Daan Goppel is avonturier en schrijver van Knalpot Verhalen uit Jakarta: ‘Een hectische stad als Jakarta leert je dat je moet meebuigen met de stroom.’ Een interview.
‘Ik was in 2008, voor het eerst in Indonesië. Een reis van twee maanden met mijn zusje. We hebben van tevoren wat Indonesisch geleerd, en bijna alleen maar ‘Indonesisch’ gesproken tijdens die reis. Ik was nog niet eerder in een land geweest dat cultureel zo ver staat van Nederland. Blanken zijn een bezienswaardigheid, dus we trokken veel aandacht.

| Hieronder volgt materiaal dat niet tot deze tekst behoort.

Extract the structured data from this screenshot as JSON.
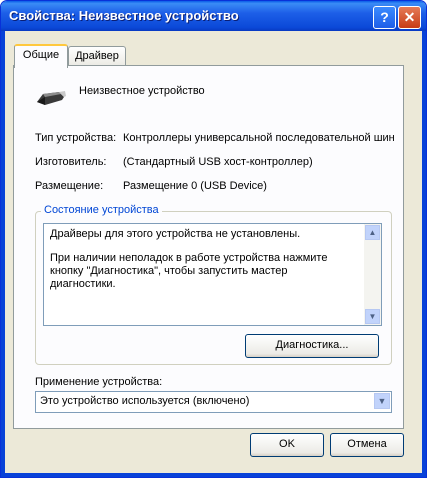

Het was dan ook heel bijzonder om in een land dat zo ver weg van huis voelde toch geregeld op herkenning te stuiten, zoals Nederlandse woorden in het straatbeeld, oude mensen die Nederlands spraken, en…… hagelslag!’

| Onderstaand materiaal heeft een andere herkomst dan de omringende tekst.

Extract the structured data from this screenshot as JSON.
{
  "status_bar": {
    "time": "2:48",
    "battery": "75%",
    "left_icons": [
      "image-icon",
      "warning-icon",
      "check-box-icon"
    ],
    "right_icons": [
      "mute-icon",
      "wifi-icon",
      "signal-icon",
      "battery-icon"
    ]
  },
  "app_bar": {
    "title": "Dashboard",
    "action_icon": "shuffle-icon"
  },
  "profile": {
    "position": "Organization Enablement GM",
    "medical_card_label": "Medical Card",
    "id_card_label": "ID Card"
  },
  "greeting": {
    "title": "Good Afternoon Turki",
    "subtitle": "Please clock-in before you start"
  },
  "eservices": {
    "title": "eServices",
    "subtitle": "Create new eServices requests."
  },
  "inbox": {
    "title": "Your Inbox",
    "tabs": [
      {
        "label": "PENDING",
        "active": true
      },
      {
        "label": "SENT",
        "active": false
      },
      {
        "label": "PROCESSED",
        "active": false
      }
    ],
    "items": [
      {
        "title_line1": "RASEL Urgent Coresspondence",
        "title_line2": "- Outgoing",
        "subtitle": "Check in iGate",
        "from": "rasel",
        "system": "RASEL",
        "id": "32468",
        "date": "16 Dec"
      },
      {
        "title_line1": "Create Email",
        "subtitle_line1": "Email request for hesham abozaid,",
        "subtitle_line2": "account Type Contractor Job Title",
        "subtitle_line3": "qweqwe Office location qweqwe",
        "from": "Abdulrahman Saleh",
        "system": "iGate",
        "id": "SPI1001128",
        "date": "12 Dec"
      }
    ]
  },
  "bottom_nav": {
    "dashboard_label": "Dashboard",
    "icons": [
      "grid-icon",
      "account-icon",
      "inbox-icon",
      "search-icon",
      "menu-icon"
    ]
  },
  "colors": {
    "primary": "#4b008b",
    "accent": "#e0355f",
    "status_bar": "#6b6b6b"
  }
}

‘Knalpot is een samenstelling van twee Nederlandse woorden die in de betekenis van ‘uitlaat’ in Nederland in onbruik is geraakt. Het is een Nederlands woord dat we dus eigenlijk niet kennen, maar toch begrijpen wanneer we het voor de eerste keer in Indonesië zien. Het refereert daarmee aan de relatie tussen Nederland en Indonesië. Tevens kan je het als letterlijke en culturele metafoor voor Jakarta zien: letterlijk als een plek van grote ophoping van mensen, bouwwerken en verkeer met daardoor de nodige luchtverontreiniging. Cultureel als een plek waar alle volkeren, culturen, talen, klassen, van Indonesië samenkomen en de druk geregeld oploopt als groepen met verschillende achtergrond met elkaar in contact komen.’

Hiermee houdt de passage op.